In some embodiments pockets 300 can be closed with flaps, fasteners, buttons, snaps, Velcro, or others. Pockets 300 can also be sealed with hook and loop fasteners, adhesives or others. In some embodiments pockets 300 can be removable, attachable or otherwise adjustable. Pockets 300 can be located on one or multiple sides of the system or apparatus 100 in various embodiments. Pockets 300 can be opaque or translucent. Pockets 300 can be connected with adjacent or nonadjacent pockets such that they are grouped together. For instance, two adjacent pockets can contain medication that should be administered simultaneously or in succession. As such, pockets 300 can be linked such that opening or closing one pocket opens or closes a second pocket or otherwise provides access to opening or closing a second or additional pocket. Pockets 300 can be coupled to backing 200 using appropriate means such as stitching, adhesives or others. Pockets 300 can be individual structures or backing 200 can comprise a portion of an individual pocket's structure. In some embodiments pockets 300 can be used in addition to or as an alternative to boxes, bags, slots or other structures. These structures can be a variety of materials including plastic, paper and many others, as appropriate. Pockets 300 can include various interior and exterior shapes and structures which can be rigid, semi-rigid, or flexible. Examples include cylindrical shapes, plastic bag shapes and various others. Pockets 300 can include open top areas for receiving syringes.
Some pockets 300 can be separated such that a first side can hold medication syringes containing medicine to be administered while a second side can hold empty, pre-injection or post-injection medication syringes. In some embodiments a first side of the system or apparatus 100 can hold for pre-injection syringes while a second side can hold post-injection syringes. Pockets 300 can be organized in various fashions as appropriate, for instance in rows 302 and columns 304. In some embodiments, multiple systems and apparatuses 100 can be used together. For instance, a first system 100 may be filled pre-medical procedure with syringes full of medications while a second system 100 can be used for empty syringes, post-administration.

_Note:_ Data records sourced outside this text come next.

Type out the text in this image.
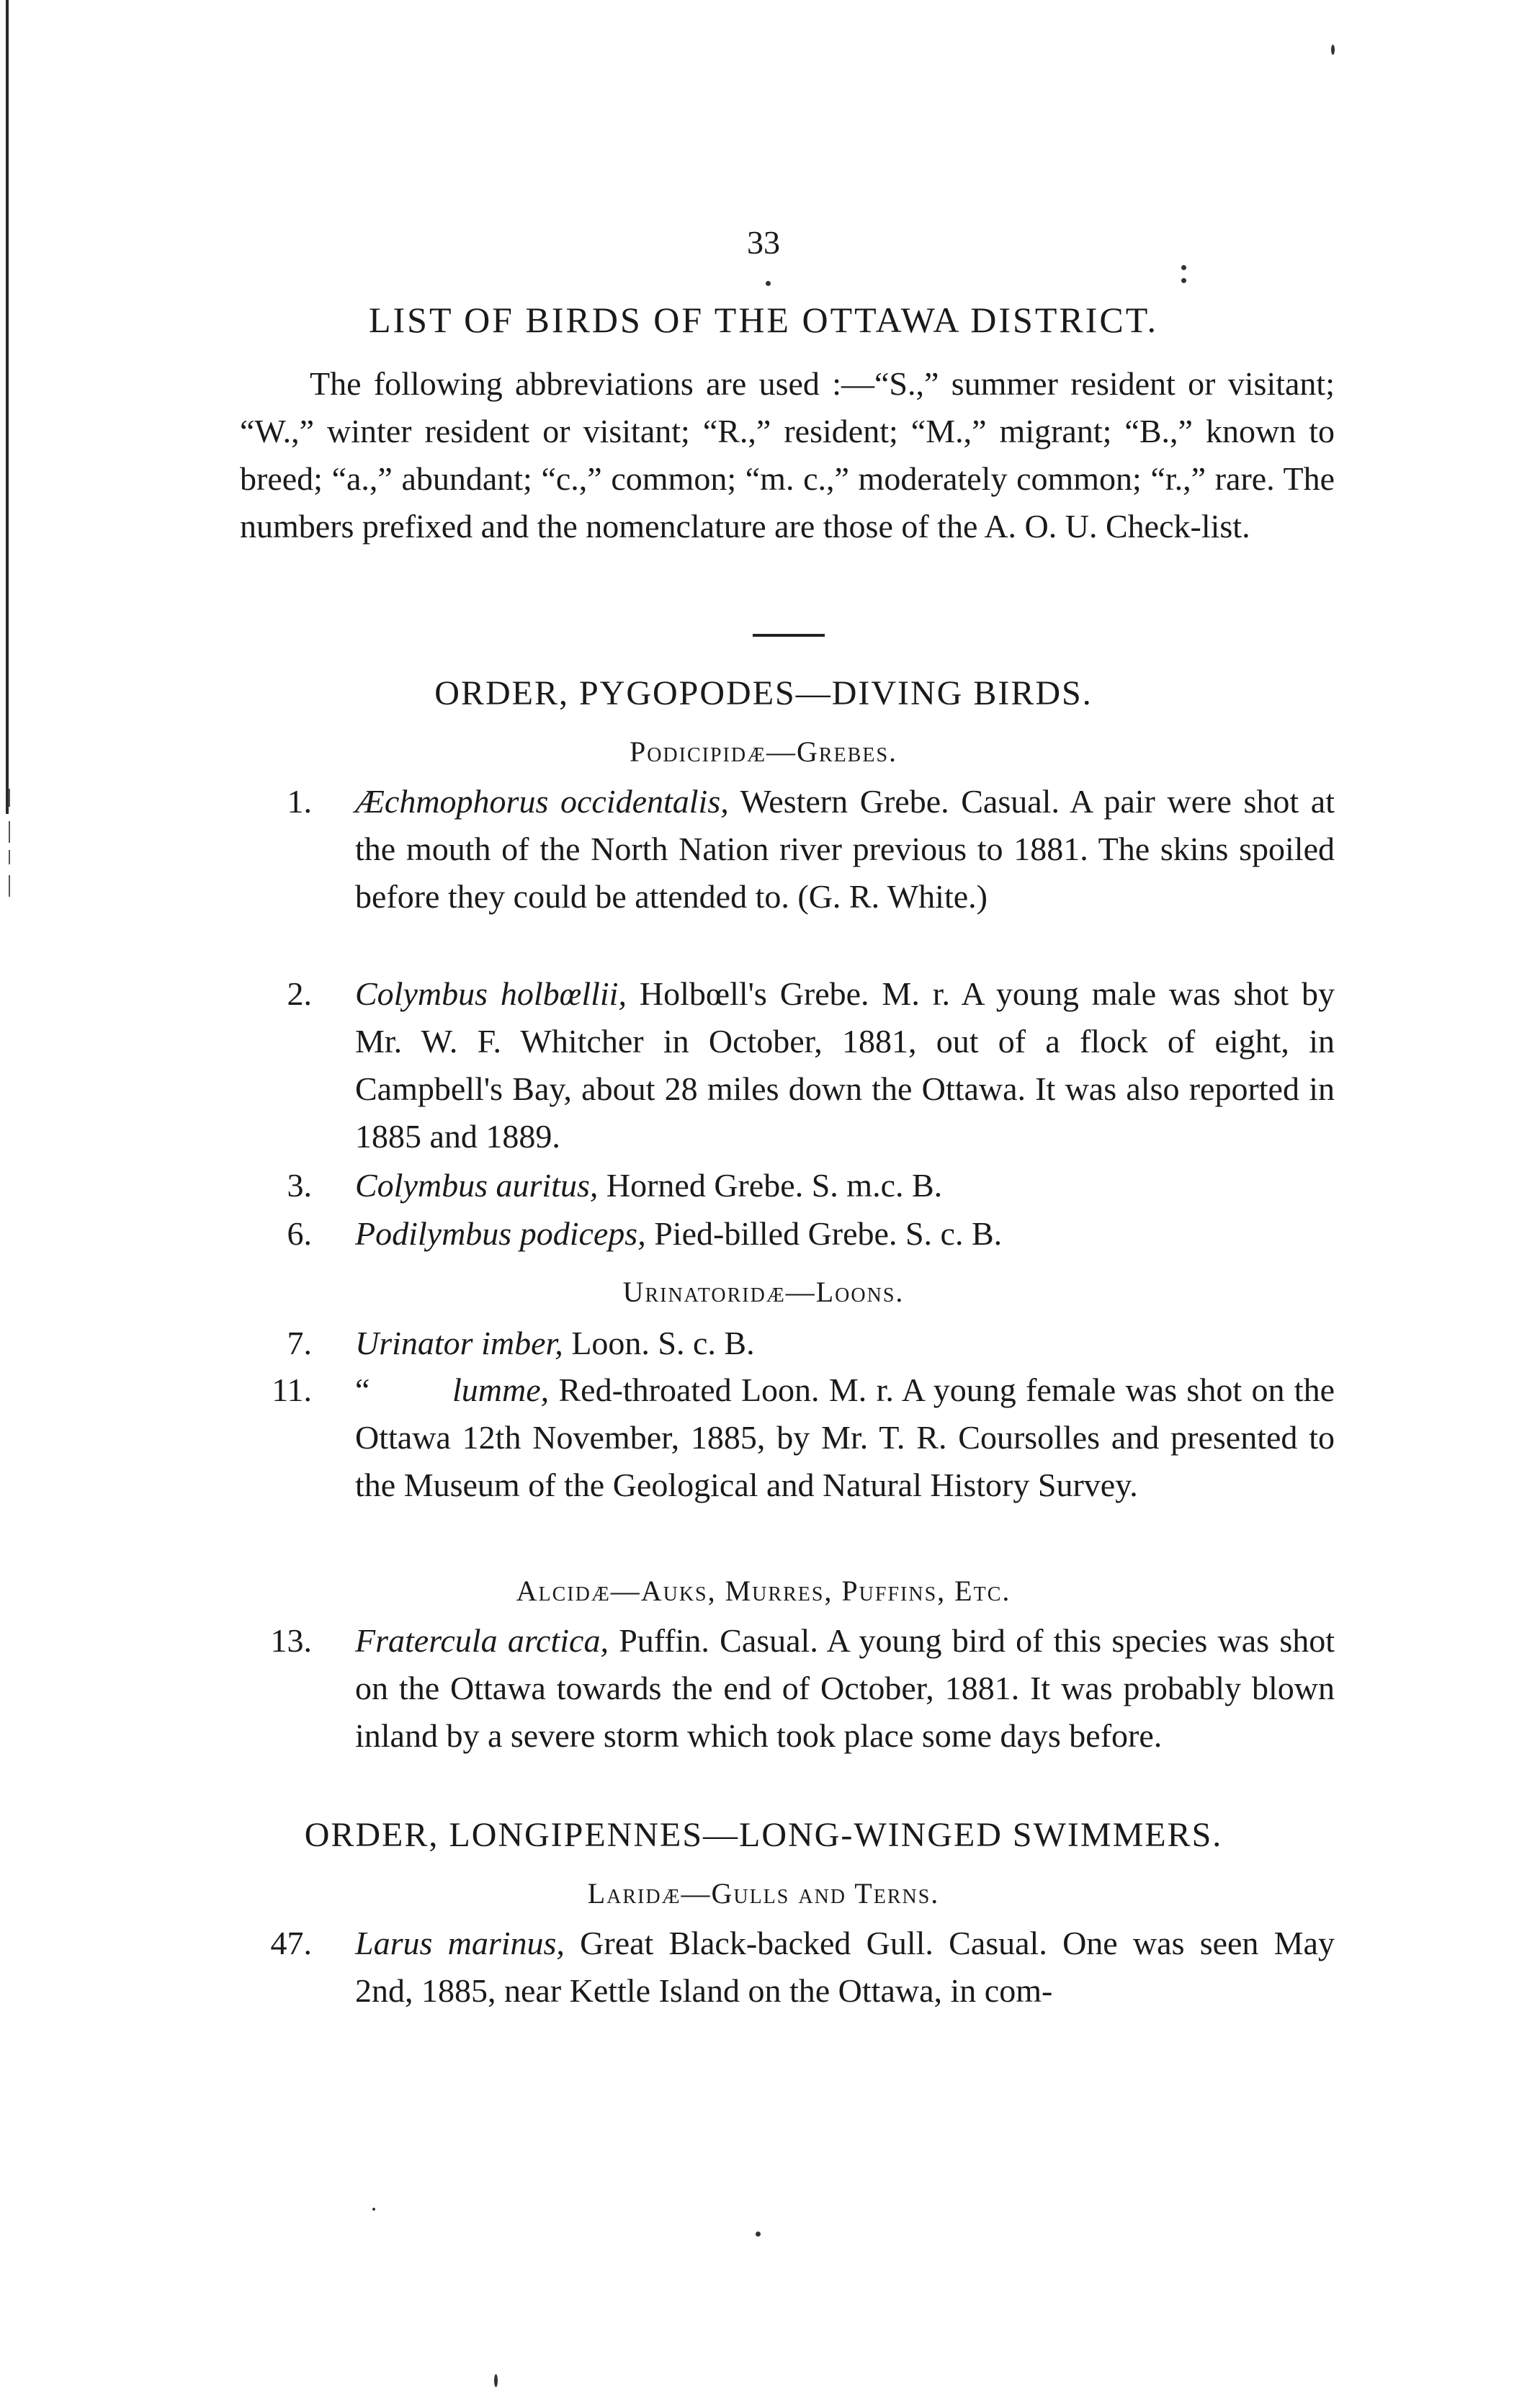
33
LIST OF BIRDS OF THE OTTAWA DISTRICT.

The following abbreviations are used :—“S.,” summer resident or visitant; “W.,” winter resident or visitant; “R.,” resident; “M.,” migrant; “B.,” known to breed; “a.,” abundant; “c.,” common; “m. c.,” moderately common; “r.,” rare. The numbers prefixed and the nomenclature are those of the A. O. U. Check-list.

ORDER, PYGOPODES—DIVING BIRDS.
Podicipidæ—Grebes.
1. Æchmophorus occidentalis, Western Grebe. Casual. A pair were shot at the mouth of the North Nation river previous to 1881. The skins spoiled before they could be attended to. (G. R. White.)
2. Colymbus holbœllii, Holbœll's Grebe. M. r. A young male was shot by Mr. W. F. Whitcher in October, 1881, out of a flock of eight, in Campbell's Bay, about 28 miles down the Ottawa. It was also reported in 1885 and 1889.
3. Colymbus auritus, Horned Grebe. S. m.c. B.
6. Podilymbus podiceps, Pied-billed Grebe. S. c. B.
Urinatoridæ—Loons.
7. Urinator imber, Loon. S. c. B.
11. “ lumme, Red-throated Loon. M. r. A young female was shot on the Ottawa 12th November, 1885, by Mr. T. R. Coursolles and presented to the Museum of the Geological and Natural History Survey.
Alcidæ—Auks, Murres, Puffins, Etc.
13. Fratercula arctica, Puffin. Casual. A young bird of this species was shot on the Ottawa towards the end of October, 1881. It was probably blown inland by a severe storm which took place some days before.
ORDER, LONGIPENNES—LONG-WINGED SWIMMERS.
Laridæ—Gulls and Terns.
47. Larus marinus, Great Black-backed Gull. Casual. One was seen May 2nd, 1885, near Kettle Island on the Ottawa, in com-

In the embodiment shown in
Other labels 206 can be printed on backing 200 and pockets 300 in various embodiments as appropriate. A warning label 204 is shown in the example embodiment which reads: “Syringe system assists in organizing medication syringes. It is not intended to replace proper provider identification and administration of medications. All syringes must be capped to help prevent the spread of infection. Please label all syringes individually. Refer to Product Instructions and Disclaimers for details.” Additional warnings can be placed or printed on backing 200 and pockets 300 as appropriate. For example, one pocket 300 can have a warning which advises an administrator not to administer the pocket's contents before administering the contents of another pocket 300. One pocket 300 can also provide an area on the pocket for the medication provider to write in the dosage and/or concentration of the medication to be administered. In some embodiments labels can be removable, changeable or otherwise movable.
Other labeling can be useful in some embodiments. For example, metric or other size, length or distance labels can be included on pockets 300 and backing 200 to provide simple and immediate recognition of particular syringes. A one-inch diameter syringe can be placed in a location where its size is indicated. This can be adjacent to a three-quarters or an inch diameter syringe which is also located where its size is indicated. This provides instant recognition of whether the syringes are housed in their appropriate locations based on whether the markings match up. Likewise, height indicators can indicate the height of a syringe and, in some embodiments, the height of medication in a syringe.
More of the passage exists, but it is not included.